Finance industry establishment splits between lovers and haters of digital currencies
Robin Wigglesworth, US markets editor
Fidelity has launched a company to facilitate cryptocurrency trading for hedge funds, endowments and family offices, underscoring how some establishment players in the finance industry are attempting to profit from the wild west frontier of digital assets.
The Boston-based investment giant said it would offer institutional investors access to “enterprise-quality custody and trade execution services” for cryptocurrencies, such as bitcoin or ethereum, as a first step towards creating a full platform for the nascent industry.
“Our goal is to make digitally-native assets, such as bitcoin, more accessible to investors,” Abigail Johnson, chairman and chief executive of Fidelity Investments, said in a statement. “We expect to continue investing and experimenting, over the long-term, with ways to make this emerging asset class easier for our clients to understand and use.”
I’m here because I love this stuff . . . all that the future might hold
Abigail Johnson, Fidelity chief executive, at bitcoin conference in 2017
Bitcoin, the first and biggest of a swelling ecosystem of cryptographic digital currencies, emerged in the wake of the financial crisis and has quickly become one of the hottest — and most controversial — subjects on Wall Street. Critics say cryptocurrencies enable crime, are a fad, and in many cases fraudulent. Supporters argue that they will revolutionise capitalism.
Howard Marks, the founder of Oaktree, has argued that bitcoin “will be shown not to have any substance”, while JPMorgan Chase’s Jamie Dimon has called cryptocurrencies “a scam”.
However, there has been rising interest from the some of the financial industry establishment to capitalise on the mania. The Chicago Mercantile Exchange and Cboe Global Markets, two big exchange groups, have launched bitcoin futures, Intercontinental Exchange earlier this year launched Bakkt, a group that also aims to build modern market infrastructure for the crypto industry.

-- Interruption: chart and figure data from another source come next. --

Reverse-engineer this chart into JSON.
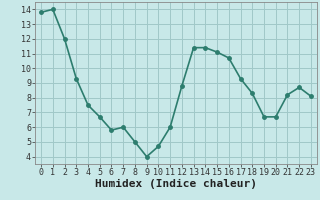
{
  "x": [
    0,
    1,
    2,
    3,
    4,
    5,
    6,
    7,
    8,
    9,
    10,
    11,
    12,
    13,
    14,
    15,
    16,
    17,
    18,
    19,
    20,
    21,
    22,
    23
  ],
  "y": [
    13.8,
    14.0,
    12.0,
    9.3,
    7.5,
    6.7,
    5.8,
    6.0,
    5.0,
    4.0,
    4.7,
    6.0,
    8.8,
    11.4,
    11.4,
    11.1,
    10.7,
    9.3,
    8.3,
    6.7,
    6.7,
    8.2,
    8.7,
    8.1
  ],
  "line_color": "#2d7d6e",
  "marker_color": "#2d7d6e",
  "bg_color": "#c8e8e8",
  "grid_color": "#a0c8c8",
  "xlabel": "Humidex (Indice chaleur)",
  "xlim": [
    -0.5,
    23.5
  ],
  "ylim": [
    3.5,
    14.5
  ],
  "yticks": [
    4,
    5,
    6,
    7,
    8,
    9,
    10,
    11,
    12,
    13,
    14
  ],
  "xticks": [
    0,
    1,
    2,
    3,
    4,
    5,
    6,
    7,
    8,
    9,
    10,
    11,
    12,
    13,
    14,
    15,
    16,
    17,
    18,
    19,
    20,
    21,
    22,
    23
  ],
  "tick_label_fontsize": 6,
  "xlabel_fontsize": 8,
  "line_width": 1.2,
  "marker_size": 2.5
}
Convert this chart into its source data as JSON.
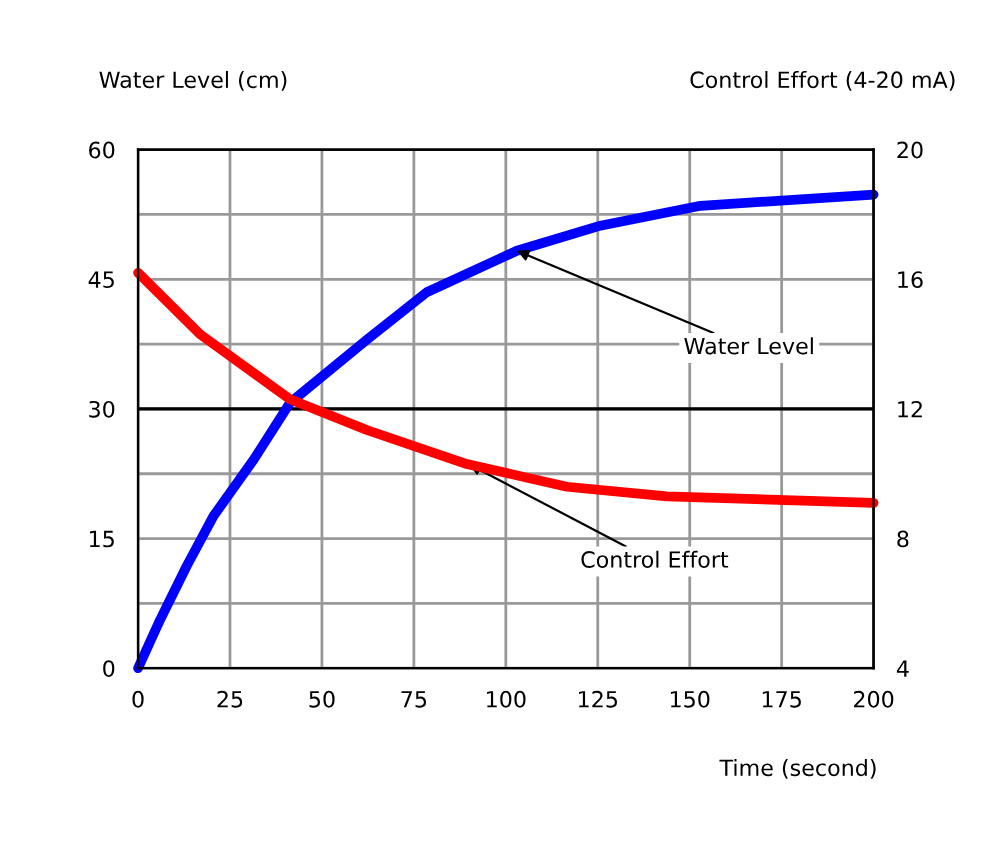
{
  "chart_data": {
    "type": "line",
    "xlabel": "Time (second)",
    "ylabel": "Water Level (cm)",
    "y2label": "Control Effort (4-20 mA)",
    "xlim": [
      0,
      200
    ],
    "xticks": [
      0,
      25,
      50,
      75,
      100,
      125,
      150,
      175,
      200
    ],
    "ylim": [
      0,
      60
    ],
    "yticks": [
      0,
      {
        "value": 7.5,
        "label": null
      },
      15,
      {
        "value": 22.5,
        "label": null
      },
      30,
      {
        "value": 37.5,
        "label": null
      },
      45,
      {
        "value": 52.5,
        "label": null
      },
      60
    ],
    "y2lim": [
      4,
      20
    ],
    "y2ticks": [
      4,
      8,
      12,
      16,
      20
    ],
    "grid": true,
    "line_style": "solid",
    "marker": "none",
    "ref_lines": [
      {
        "axis": "y",
        "value": 30,
        "color": "#000000"
      }
    ],
    "series": [
      {
        "color": "#0000ff",
        "x": [
          0,
          6,
          13.2,
          20.5,
          31.4,
          41.3,
          62.2,
          78.5,
          103,
          125.7,
          152.9,
          200
        ],
        "values": [
          0,
          5.6,
          11.8,
          17.6,
          24.1,
          30.7,
          38,
          43.5,
          48.3,
          51.2,
          53.5,
          54.8
        ]
      },
      {
        "color": "#ff0000",
        "axis": "y2",
        "x": [
          0,
          16.9,
          41.3,
          62.2,
          89.4,
          116.6,
          143.8,
          200
        ],
        "values": [
          16.2,
          14.3,
          12.3,
          11.35,
          10.3,
          9.6,
          9.3,
          9.1
        ]
      }
    ],
    "annotations": [
      {
        "text": "Water Level",
        "x": 103,
        "y": 48.3
      },
      {
        "text": "Control Effort",
        "x": 90,
        "y": 23.6
      }
    ]
  }
}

The gradual entry of the Wall Street establishment has done little to quell the industry’s volatility, with bitcoin tumbling from a high of over $19,500 in December to $6,420 today.
Bitcoin’s average volatility this year is more than five times the average volatility of the US stock market. Fidelity said it had started exploring cryptocurrencies and blockchain, the decentralised ledger that backs bitcoin, in 2013, and had since then experimented with mining bitcoin and partnering with other players in the nascent industry, as Ms Johnson starts to stamp her mark on a company founded by her grandfather.
“Some of you might be wondering: Why am I here today?” Ms Johnson said at a cryptocurrency conference in 2017. “I’m here because I love this stuff . . . all that the future might hold.”
But while Coinbase and other cryptocurrency platforms are primarily aimed at retail investors, Fidelity said its new “Fidelity Digital Assets” arm would help more sophisticated institutional investors into the field by helping trade and store cryptocurrency assets safely.
“We started exploring blockchain and digital assets several years ago, and those efforts have been successful in helping us understand and advance our thinking around cryptocurrencies,” Tom Jessop, head of Fidelity Digital Assets, said in the statement. “The creation of Fidelity Digital Assets is the first step in a long-term vision to create a full-service enterprise-grade platform for digital assets.”